Pour Antoine Peillon, auteur du livre Voter, c’est abdiquer, ces positions sont _« le fait d’une génération et d’une époque aussi, car certains plus anciens, parfois des syndicalistes, se sont convertis à l’abstention. » « Dans l’histoire française, il y a déjà eu des formes organisées d’abstention mais tenant surtout de la vieille tradition libertaire, anarchiste, décrypte-t-il. Là, c’est un phénomène différent parce que ces mouvements embryonnaires ne se revendiquent pas de ces courants, on ne peut pas les mettre dans une case idéologique particulière. Les gens ne veulent plus être étiquetés, ce qui est une bonne nouvelle à mon avis, et ont un besoin d’émancipation montrant qu’on peut être dans un civisme fort et refuser d’être sous une bannière. »

Si ingouvernable fait plutôt consensus, le mot génération devrait plutôt s’écrire au pluriel. Certes, la mobilisation contre la loi travail a politisé de nombreux jeunes devenus abstentionnistes actifs, mais certains le sont depuis des dizaines d’années. Le groupe de réflexion Les déserteurs actifs a vraiment émergé il y a environ un an, mais le noyau dur se connaît depuis au moins quarante ans. _« Nous nous sommes croisés dans les années 1970, certains appartenaient à l’organisation Socialisme ou barbarie, d’autres venaient davantage du courant libertaire. Pour ma part, je suis tombé dedans en mai 68 à Nanterre », raconte Pierre, en buvant son café. Si ce retraité de l’enseignement ne s’est jamais retrouvé dans le célèbre slogan de Sartre « Élections, pièges à cons » à cause du mépris qu’il véhicule, il reste persuadé que seuls la lutte et le dialogue peuvent faire changer les choses.

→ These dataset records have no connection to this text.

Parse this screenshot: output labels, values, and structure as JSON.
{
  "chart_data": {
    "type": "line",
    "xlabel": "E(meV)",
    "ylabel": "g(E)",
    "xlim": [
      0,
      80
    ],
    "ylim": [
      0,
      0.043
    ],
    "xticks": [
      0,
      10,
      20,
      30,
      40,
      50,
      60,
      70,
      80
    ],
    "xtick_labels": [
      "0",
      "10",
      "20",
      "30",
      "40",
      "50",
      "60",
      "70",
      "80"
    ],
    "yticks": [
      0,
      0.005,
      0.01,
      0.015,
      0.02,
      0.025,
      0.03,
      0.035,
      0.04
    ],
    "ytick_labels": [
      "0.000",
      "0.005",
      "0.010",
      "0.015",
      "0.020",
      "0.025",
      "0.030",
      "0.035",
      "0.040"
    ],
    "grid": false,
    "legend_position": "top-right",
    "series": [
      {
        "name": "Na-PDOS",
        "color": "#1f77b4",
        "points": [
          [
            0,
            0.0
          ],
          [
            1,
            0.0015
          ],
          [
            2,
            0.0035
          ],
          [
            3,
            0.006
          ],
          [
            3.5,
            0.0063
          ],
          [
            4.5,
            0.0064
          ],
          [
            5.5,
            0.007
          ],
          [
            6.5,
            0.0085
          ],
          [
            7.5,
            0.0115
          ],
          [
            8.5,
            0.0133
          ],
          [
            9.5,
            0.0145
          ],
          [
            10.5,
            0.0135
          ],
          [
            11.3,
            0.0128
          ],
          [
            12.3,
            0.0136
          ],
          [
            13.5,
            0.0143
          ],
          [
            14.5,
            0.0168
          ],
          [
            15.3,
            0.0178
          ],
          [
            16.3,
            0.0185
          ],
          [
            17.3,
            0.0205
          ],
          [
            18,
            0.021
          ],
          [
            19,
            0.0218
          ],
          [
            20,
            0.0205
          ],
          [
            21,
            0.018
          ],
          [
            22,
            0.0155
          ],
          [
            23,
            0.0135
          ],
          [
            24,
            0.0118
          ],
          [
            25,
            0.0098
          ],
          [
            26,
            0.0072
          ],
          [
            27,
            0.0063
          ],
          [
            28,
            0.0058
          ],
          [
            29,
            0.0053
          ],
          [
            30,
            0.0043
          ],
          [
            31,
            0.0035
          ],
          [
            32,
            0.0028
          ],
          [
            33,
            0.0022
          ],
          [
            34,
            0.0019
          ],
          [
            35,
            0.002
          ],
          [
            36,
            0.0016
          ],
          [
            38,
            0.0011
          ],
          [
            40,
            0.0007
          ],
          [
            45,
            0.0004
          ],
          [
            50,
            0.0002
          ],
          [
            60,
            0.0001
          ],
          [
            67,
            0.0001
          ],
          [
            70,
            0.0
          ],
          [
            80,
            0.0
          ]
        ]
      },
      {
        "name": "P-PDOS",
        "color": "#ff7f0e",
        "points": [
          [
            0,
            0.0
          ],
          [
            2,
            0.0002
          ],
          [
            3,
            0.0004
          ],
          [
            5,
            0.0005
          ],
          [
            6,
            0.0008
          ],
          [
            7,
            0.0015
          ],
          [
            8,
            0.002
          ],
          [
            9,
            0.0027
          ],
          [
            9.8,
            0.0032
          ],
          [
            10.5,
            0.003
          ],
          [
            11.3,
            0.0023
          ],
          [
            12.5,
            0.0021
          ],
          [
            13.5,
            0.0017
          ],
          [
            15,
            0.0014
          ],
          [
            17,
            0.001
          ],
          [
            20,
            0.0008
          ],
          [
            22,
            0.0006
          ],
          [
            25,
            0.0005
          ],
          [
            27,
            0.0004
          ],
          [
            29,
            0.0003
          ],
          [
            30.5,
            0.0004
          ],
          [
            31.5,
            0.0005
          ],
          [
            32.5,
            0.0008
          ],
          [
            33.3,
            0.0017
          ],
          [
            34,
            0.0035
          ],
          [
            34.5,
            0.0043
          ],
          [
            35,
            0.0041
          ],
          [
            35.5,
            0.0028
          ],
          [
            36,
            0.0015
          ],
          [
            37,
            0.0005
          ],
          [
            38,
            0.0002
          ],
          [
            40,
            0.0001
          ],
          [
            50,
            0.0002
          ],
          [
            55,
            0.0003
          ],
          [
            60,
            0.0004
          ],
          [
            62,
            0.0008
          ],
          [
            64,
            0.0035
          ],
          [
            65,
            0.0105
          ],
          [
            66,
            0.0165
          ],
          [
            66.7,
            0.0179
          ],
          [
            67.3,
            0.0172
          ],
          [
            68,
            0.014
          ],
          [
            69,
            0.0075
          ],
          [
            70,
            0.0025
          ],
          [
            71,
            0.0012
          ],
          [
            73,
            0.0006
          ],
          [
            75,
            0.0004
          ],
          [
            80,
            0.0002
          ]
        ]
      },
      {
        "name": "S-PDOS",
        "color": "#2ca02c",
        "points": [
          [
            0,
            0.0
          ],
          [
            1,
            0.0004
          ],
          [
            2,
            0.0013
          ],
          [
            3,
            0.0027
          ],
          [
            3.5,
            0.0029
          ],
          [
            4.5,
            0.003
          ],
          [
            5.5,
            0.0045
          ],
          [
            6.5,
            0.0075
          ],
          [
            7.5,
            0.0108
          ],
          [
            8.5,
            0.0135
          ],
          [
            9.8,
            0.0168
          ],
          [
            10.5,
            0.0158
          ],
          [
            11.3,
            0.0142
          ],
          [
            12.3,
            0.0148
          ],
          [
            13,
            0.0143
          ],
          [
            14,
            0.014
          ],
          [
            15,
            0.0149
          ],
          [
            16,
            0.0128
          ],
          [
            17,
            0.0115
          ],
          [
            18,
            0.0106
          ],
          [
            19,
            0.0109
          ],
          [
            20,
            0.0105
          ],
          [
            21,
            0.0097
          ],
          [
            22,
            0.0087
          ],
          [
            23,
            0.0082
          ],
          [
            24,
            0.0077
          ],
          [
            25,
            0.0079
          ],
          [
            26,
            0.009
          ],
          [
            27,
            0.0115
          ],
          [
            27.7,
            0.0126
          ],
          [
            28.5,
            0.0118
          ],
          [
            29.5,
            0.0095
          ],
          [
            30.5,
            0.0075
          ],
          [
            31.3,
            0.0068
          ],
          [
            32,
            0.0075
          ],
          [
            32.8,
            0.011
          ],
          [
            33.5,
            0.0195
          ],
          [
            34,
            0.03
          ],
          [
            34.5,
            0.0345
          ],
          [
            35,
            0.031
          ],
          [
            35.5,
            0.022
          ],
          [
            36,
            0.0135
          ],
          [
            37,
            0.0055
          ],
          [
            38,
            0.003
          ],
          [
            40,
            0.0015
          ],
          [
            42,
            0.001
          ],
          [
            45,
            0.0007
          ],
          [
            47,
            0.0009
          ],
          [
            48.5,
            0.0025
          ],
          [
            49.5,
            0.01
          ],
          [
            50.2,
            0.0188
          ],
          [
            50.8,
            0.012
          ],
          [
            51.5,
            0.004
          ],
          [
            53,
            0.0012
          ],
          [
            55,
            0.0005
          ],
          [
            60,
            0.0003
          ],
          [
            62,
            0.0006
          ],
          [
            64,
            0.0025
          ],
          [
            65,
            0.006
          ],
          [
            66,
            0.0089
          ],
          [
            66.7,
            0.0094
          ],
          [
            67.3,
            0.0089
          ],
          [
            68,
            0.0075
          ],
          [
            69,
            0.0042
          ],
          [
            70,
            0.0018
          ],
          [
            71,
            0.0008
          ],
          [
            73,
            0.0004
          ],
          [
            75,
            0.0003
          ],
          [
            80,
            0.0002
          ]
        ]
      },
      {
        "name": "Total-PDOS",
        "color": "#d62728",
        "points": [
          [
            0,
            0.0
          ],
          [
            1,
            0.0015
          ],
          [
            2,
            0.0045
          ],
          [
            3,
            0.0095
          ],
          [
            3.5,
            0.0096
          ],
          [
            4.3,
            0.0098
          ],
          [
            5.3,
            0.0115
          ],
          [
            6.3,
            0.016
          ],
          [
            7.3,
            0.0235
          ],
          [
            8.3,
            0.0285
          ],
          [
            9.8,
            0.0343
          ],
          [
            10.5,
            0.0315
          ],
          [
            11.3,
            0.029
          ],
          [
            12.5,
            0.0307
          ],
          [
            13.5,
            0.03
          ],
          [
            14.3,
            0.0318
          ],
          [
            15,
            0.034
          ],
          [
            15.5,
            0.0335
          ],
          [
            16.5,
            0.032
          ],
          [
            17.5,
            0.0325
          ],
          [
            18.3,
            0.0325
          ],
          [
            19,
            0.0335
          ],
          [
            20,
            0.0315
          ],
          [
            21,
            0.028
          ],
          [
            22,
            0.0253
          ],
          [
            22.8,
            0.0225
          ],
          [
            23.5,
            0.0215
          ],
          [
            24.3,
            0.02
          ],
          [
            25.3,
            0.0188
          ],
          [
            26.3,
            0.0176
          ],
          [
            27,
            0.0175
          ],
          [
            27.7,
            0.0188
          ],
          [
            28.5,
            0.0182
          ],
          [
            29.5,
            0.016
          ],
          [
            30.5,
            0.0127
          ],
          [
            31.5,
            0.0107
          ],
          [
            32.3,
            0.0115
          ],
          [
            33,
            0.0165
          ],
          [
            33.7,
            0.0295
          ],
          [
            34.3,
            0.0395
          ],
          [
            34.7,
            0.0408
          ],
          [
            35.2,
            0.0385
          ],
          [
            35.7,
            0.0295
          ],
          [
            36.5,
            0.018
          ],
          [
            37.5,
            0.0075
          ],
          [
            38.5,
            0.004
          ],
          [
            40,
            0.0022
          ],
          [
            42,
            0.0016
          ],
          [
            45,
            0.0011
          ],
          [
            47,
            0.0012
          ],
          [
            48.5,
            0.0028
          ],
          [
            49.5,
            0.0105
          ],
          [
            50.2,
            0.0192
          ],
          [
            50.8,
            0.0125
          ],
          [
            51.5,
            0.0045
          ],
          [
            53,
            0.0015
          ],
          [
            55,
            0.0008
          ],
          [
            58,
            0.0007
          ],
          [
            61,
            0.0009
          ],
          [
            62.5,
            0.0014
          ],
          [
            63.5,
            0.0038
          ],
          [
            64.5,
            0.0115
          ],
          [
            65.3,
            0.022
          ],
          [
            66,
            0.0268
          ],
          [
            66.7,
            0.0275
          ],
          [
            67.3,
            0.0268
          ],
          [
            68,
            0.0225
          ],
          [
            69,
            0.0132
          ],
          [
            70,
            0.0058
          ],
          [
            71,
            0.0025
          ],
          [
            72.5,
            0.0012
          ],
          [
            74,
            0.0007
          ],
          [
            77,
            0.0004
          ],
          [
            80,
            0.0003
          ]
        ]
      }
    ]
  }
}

Notre idée n’est pas assez forcément d’appeler à l’abstention mais d’y réfléchir, et délégitimer ce système représentatif en pleine déliquescence.

À 70 ans, Pierre n’a voté que deux fois : lors des élections municipales de 1977 parce que « dans un petit village, c’est important, et on peut toujours s’adresser directement au maire en cas de désaccord », et lors du référendum sur le traité de Maastricht en 1992. Aujourd’hui, le blog des Déserteurs actifs connait un certains succès, leurs textes sont publiés dans des médias comme Libération ou Mediapart, et organisent régulièrement des temps d’échanges, notamment avec des jeunes. _« Ils sont très politisés et nous posent beaucoup de questions à propos des référendums, du tirage au sort, d’une nouvelle constitution… Certains nous ont même demandé ce qu’on allait faire de notre dimanche ! », s’amuse-t-il. Cette année, Pierre sera sur scène avec son groupe de musique pour passer ce « pénible moment » qu’est l’élection présidentielle.